Prime The Pump With Oil Stocks Set To Gush Profits


Pumping up an investment portfolio with ‘cheapish’ oil stocks could lead to gushing profits, says one industry expert.

Jupiter Absolute return fund manager James Clunie expects up to a 50% return within three years on holdings in BP, Shell and Statoil.

He argues the stocks are reasonably priced and that companies are managing costs to give better returns.

“Getting on top of their costs after some years of over spending will take some time to turn prices around, but meanwhile, a 5% dividend is worth taking,” said Clunie.

“Totting up gains in share prices and income from dividends could easily mean a 50% return over three years. That’s not really going to be dependent on oil prices or how the economy performs either.”

Clunie considers BP riskier than the others, mainly because of the impact of having to settle huge compensation claims for the Gulf of Mexico oil spill.

Shining base metals

James Sutton of JP Morgan is keener on commodities than equities as well.

Uncertainty over when interest rates will rise and concerns over ongoing conflicts in the Middle East and The Ukraine have taken a toll on the markets, he says.

Sutton is an advocate of investing in base metals and has tracked their prices against equities across recent times.

He cites positive manufacturing and economic data from China as boosting base metal prices.

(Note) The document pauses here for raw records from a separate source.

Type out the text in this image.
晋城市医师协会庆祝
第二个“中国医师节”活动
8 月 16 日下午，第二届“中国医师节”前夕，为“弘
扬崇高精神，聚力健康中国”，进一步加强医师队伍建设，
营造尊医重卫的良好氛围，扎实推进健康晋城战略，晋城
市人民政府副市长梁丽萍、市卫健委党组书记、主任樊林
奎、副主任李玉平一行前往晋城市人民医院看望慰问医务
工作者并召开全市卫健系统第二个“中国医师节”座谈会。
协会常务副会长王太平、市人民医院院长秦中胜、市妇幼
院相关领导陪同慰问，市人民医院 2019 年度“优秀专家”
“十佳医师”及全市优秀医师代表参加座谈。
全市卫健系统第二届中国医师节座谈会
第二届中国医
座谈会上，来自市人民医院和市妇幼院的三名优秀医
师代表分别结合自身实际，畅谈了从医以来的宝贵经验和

Platinum and palladium are feeling the benefit of improved confidence and growth in China, and explains that the market is restricted because one of the main producers, Russia, is facing export sanctions that will keep supply tight.

“Stocks in base metals and mining companies have performed very well recently,” said Sutton.

“Diamonds are also shining thanks to more demand from China and companies managing the supply to keep prices up.

“The strength of the base metal market is how the markets are constrained to buoy prices.”

Indian summer success

Indian Prime Minister Narendra Modi has just passed his first 100 days in office and has already injected life into a lacklustre economy.

A catalogue of measures aimed at boosting growth have seen confidence in business improve to trigger a new round of growth that is predicted to last for three to five years, according to Ajay Argal of Baring Asset Management.

“If the current trend is maintained and inflation comes under control, I expect increased corporate earnings supporting better dividend payments and a rerating of stocks,” he said.